Test data management

Wrangling all of the test data is sometimes made more complicated than it is. Let's see how we can address this in a better way.

What would a test be without some input data and expected outputs? Not of much use, that's what!

We can divide test data into two very big overall categories:

  • Test data local to the test, either inlined with tests (such as const input = 'Hello world!') or as co-located files (the previous example, but in a separate file).

  • Test data remote to the test, which means any test data that is separately stored, handled, and otherwise managed in a lifecycle that does not necessarily follow that of the code base.

To really mix up things as well we can start thinking of the malleability of shared test data. Does someone own/control the data? Does someone update, change, or otherwise manipulate the test data set? Does that carry implications for other users and/or systems—does it make other systems break in functionality and/or testing?

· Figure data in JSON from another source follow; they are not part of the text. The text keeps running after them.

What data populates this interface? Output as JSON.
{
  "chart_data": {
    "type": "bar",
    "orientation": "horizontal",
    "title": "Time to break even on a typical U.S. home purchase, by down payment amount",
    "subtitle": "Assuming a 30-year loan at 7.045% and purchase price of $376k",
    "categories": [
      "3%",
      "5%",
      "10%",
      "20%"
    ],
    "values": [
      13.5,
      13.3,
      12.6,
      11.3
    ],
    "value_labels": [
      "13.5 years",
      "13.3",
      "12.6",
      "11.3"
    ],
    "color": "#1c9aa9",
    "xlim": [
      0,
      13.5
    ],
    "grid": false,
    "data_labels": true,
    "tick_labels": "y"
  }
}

Yep, a lot of questions come in when we allow mutating any shared test data. Suddenly we need a test data management process. To be frank, that's probably not a good sign. If we can solve the needs in easier ways, then we should.

Continuing, test data can be:

  • Static test data, which implies there are files and/or data that have been created at some point and are left mostly untouched. This is probably the most common scenario.

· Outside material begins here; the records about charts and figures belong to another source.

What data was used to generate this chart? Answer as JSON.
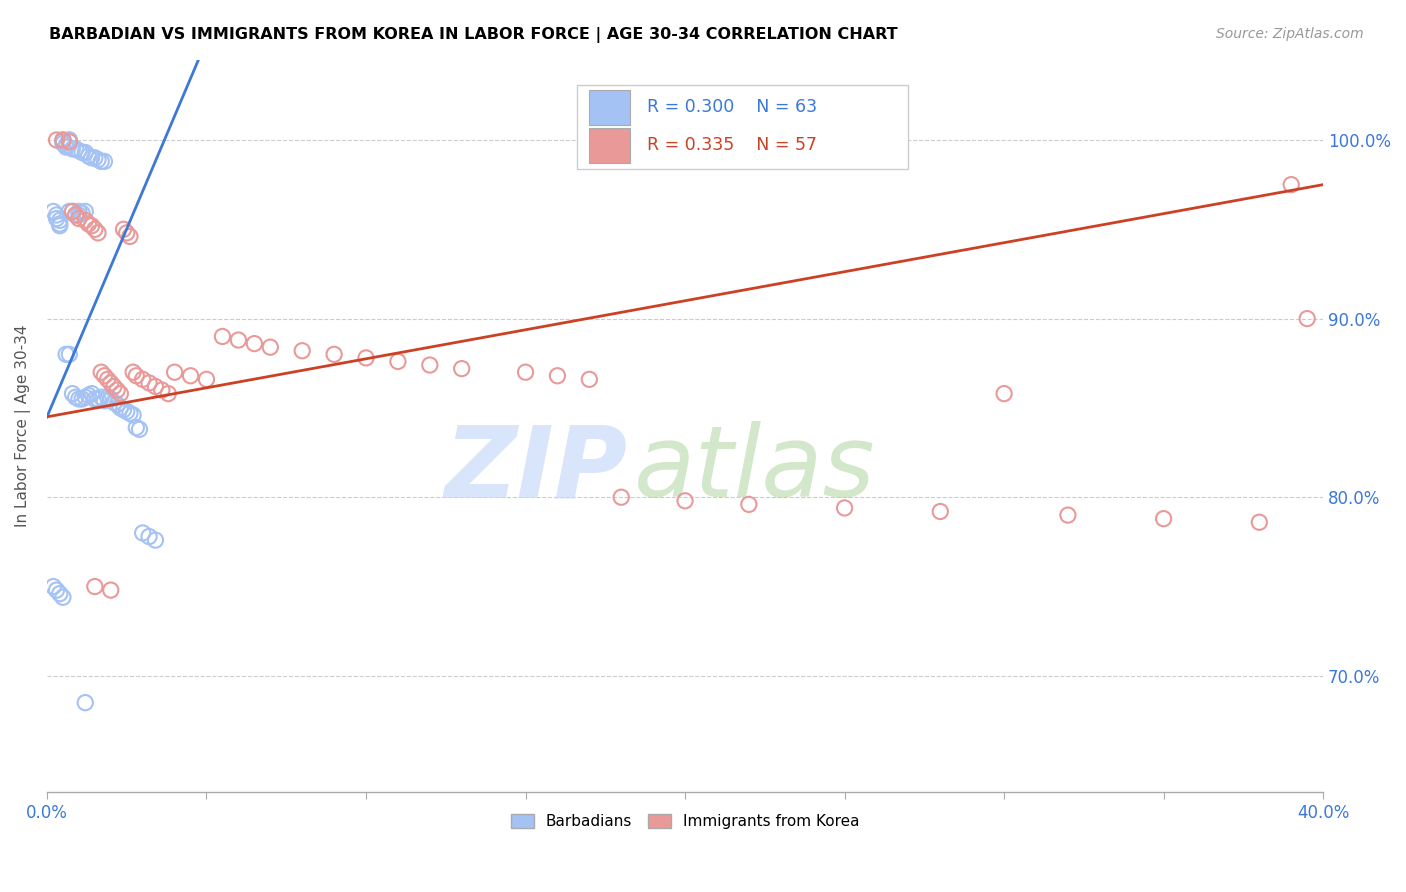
{
  "title": "BARBADIAN VS IMMIGRANTS FROM KOREA IN LABOR FORCE | AGE 30-34 CORRELATION CHART",
  "source": "Source: ZipAtlas.com",
  "ylabel": "In Labor Force | Age 30-34",
  "xlim": [
    0.0,
    0.4
  ],
  "ylim": [
    0.635,
    1.045
  ],
  "yticks": [
    0.7,
    0.8,
    0.9,
    1.0
  ],
  "ytick_labels": [
    "70.0%",
    "80.0%",
    "90.0%",
    "100.0%"
  ],
  "xticks": [
    0.0,
    0.05,
    0.1,
    0.15,
    0.2,
    0.25,
    0.3,
    0.35,
    0.4
  ],
  "xtick_labels": [
    "0.0%",
    "",
    "",
    "",
    "",
    "",
    "",
    "",
    "40.0%"
  ],
  "blue_R": 0.3,
  "blue_N": 63,
  "pink_R": 0.335,
  "pink_N": 57,
  "blue_color": "#a4c2f4",
  "pink_color": "#ea9999",
  "blue_line_color": "#3c78d8",
  "pink_line_color": "#cc4125",
  "legend_label_blue": "Barbadians",
  "legend_label_pink": "Immigrants from Korea",
  "blue_line_x0": 0.0,
  "blue_line_y0": 0.845,
  "blue_line_x1": 0.038,
  "blue_line_y1": 1.005,
  "pink_line_x0": 0.0,
  "pink_line_y0": 0.845,
  "pink_line_x1": 0.4,
  "pink_line_y1": 0.975,
  "blue_x": [
    0.002,
    0.003,
    0.003,
    0.004,
    0.004,
    0.004,
    0.005,
    0.005,
    0.005,
    0.006,
    0.006,
    0.006,
    0.007,
    0.007,
    0.007,
    0.007,
    0.008,
    0.008,
    0.008,
    0.009,
    0.009,
    0.009,
    0.01,
    0.01,
    0.01,
    0.01,
    0.011,
    0.011,
    0.011,
    0.012,
    0.012,
    0.012,
    0.013,
    0.013,
    0.014,
    0.014,
    0.015,
    0.015,
    0.016,
    0.016,
    0.017,
    0.017,
    0.018,
    0.018,
    0.019,
    0.02,
    0.021,
    0.022,
    0.023,
    0.024,
    0.025,
    0.026,
    0.027,
    0.028,
    0.029,
    0.03,
    0.032,
    0.034,
    0.002,
    0.003,
    0.004,
    0.005,
    0.012
  ],
  "blue_y": [
    0.96,
    0.958,
    0.956,
    0.955,
    0.953,
    0.952,
    1.0,
    0.999,
    0.998,
    0.997,
    0.996,
    0.88,
    1.0,
    1.0,
    0.96,
    0.88,
    0.995,
    0.96,
    0.858,
    0.995,
    0.958,
    0.856,
    0.994,
    0.96,
    0.958,
    0.855,
    0.993,
    0.959,
    0.855,
    0.993,
    0.96,
    0.856,
    0.991,
    0.857,
    0.99,
    0.858,
    0.99,
    0.855,
    0.989,
    0.855,
    0.988,
    0.856,
    0.988,
    0.854,
    0.856,
    0.855,
    0.853,
    0.852,
    0.85,
    0.849,
    0.848,
    0.847,
    0.846,
    0.839,
    0.838,
    0.78,
    0.778,
    0.776,
    0.75,
    0.748,
    0.746,
    0.744,
    0.685
  ],
  "pink_x": [
    0.003,
    0.005,
    0.007,
    0.008,
    0.009,
    0.01,
    0.012,
    0.013,
    0.014,
    0.015,
    0.016,
    0.017,
    0.018,
    0.019,
    0.02,
    0.021,
    0.022,
    0.023,
    0.024,
    0.025,
    0.026,
    0.027,
    0.028,
    0.03,
    0.032,
    0.034,
    0.036,
    0.038,
    0.04,
    0.045,
    0.05,
    0.055,
    0.06,
    0.065,
    0.07,
    0.08,
    0.09,
    0.1,
    0.11,
    0.12,
    0.13,
    0.15,
    0.16,
    0.17,
    0.18,
    0.2,
    0.22,
    0.25,
    0.28,
    0.3,
    0.32,
    0.35,
    0.38,
    0.39,
    0.395,
    0.015,
    0.02
  ],
  "pink_y": [
    1.0,
    1.0,
    0.999,
    0.96,
    0.958,
    0.956,
    0.955,
    0.953,
    0.952,
    0.95,
    0.948,
    0.87,
    0.868,
    0.866,
    0.864,
    0.862,
    0.86,
    0.858,
    0.95,
    0.948,
    0.946,
    0.87,
    0.868,
    0.866,
    0.864,
    0.862,
    0.86,
    0.858,
    0.87,
    0.868,
    0.866,
    0.89,
    0.888,
    0.886,
    0.884,
    0.882,
    0.88,
    0.878,
    0.876,
    0.874,
    0.872,
    0.87,
    0.868,
    0.866,
    0.8,
    0.798,
    0.796,
    0.794,
    0.792,
    0.858,
    0.79,
    0.788,
    0.786,
    0.975,
    0.9,
    0.75,
    0.748
  ]
}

  • Dynamic test data, which is generated programmatically for each test run according to some specification.

Based on my experience and what I can assume from my own interactions with others and the great internet, I can only assume that quite a few folks (and organizations) are relying on remote, static test data. Of these two, you should make all efforts to make test data a local concern.

Our baseline goals should be that test data is:

  • Always trustworthy.

  • Always present, that is, co-located in the code base and not in a remote source.

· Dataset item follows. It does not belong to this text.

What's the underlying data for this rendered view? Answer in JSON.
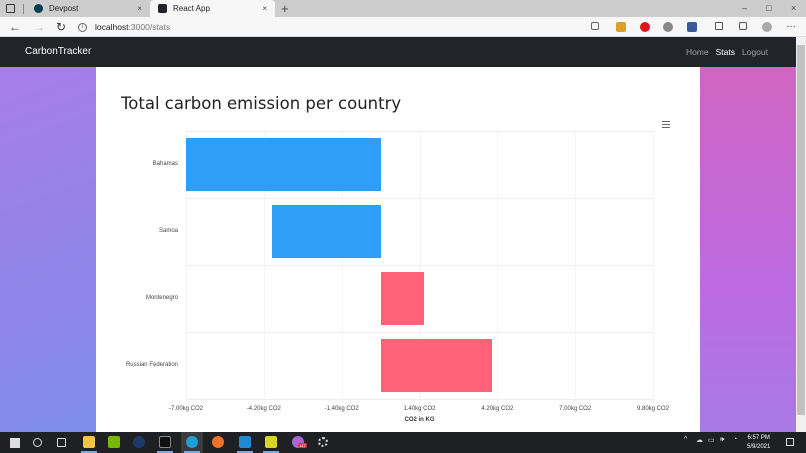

  • Additional test data should only ever be needed in a minimum number of cases, if at all.

  • If it is shared data, the test data management process needs to be clearly documented and the process followed; It is also unacceptable that shared data should break anything at all, so such aspects need to be refactored away.

For more, similar, advice I recommend reading Google's article DevOps tech: Test data management.

What about duplication and/or sharing of test data?

Duplication of test data should be entirely acceptable if that's ever needed.

But, I would much rather, however, point to the logical follow-up question: "If you need to duplicate and/or share test data, are you testing the same system across multiple teams?". The answer should be a resounding "no", which should similarly close down the conversation as it doesn't make any sense.

If you are testing the same things across multiple teams, that should be a clear indication of leaky bounded contexts and definitions of responsibility. As per Domain Driven Design and most reasoning today, you should never put testing someone else's system into your hands. If there is a clear division of responsibility—i.e. you cover your own systems—then there should be no (wide, at least) need for externalizing test data.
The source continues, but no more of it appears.